Ein ganz anders Moment ist das Fehlen von Psychologie. Denn das Verhalten dieser Zwillinge – ob die Namen Lukas und Elias Biblisches, nämlich Altes und Neues Testament, andeuten, wissen wir nicht – fordert eigentlich die Antworten auf unsere Fragen heraus: was ist da los, warum sind diese so seltsam, was nur gesteigert wird durch das noch weitaus fremdere Verhalten dieser Mutter. Unangepaßt alle drei, unangepaßt an die Situation des sterilen Hauses in einer fleischlichen sinnlichen Natur.

 

Interessant auch, wie die Filmemacher mit unserer Zu- und Abneigung spielen.

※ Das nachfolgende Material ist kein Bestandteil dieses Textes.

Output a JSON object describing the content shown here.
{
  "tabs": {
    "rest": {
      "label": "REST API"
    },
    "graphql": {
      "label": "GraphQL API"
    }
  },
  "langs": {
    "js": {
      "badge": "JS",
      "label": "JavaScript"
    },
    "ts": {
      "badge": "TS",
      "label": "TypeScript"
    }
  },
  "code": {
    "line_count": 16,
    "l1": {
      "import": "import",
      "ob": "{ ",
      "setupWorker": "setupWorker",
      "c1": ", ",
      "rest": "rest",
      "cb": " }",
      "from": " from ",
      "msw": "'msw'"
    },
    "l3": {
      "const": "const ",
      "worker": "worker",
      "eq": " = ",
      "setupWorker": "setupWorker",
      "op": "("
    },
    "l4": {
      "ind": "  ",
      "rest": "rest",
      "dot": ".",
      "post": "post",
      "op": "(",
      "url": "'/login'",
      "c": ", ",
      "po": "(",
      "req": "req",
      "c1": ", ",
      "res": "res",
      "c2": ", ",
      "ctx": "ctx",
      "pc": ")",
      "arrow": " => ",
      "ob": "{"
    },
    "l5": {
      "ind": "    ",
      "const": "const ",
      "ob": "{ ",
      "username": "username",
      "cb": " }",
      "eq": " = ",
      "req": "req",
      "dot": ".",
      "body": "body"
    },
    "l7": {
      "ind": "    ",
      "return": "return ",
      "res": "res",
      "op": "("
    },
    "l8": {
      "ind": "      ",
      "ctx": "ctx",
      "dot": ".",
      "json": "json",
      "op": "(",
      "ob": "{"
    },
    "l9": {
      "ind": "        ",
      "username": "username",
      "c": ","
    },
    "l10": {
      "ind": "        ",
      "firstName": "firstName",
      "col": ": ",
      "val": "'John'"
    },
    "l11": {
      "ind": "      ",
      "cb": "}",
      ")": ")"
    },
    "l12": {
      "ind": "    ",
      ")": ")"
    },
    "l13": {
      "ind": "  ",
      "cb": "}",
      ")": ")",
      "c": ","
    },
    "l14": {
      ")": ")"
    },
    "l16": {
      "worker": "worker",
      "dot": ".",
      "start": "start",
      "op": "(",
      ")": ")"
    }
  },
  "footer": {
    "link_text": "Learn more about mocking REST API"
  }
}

Wollen wir erst einmal den Zwillingen helfen gegen eine derart kalte und egoistische, ach was egozentrische und gemeine Mutter, so wanken unsere Sympathien, als....mehr im Kino.

 

P.S.: Gar nichts zur umwerfenden Musik von Olga Neuwirth gesagt, schon deshalb nicht, weil sie so genau die Szene untermalt, daß man gar nicht aufmerksam wird.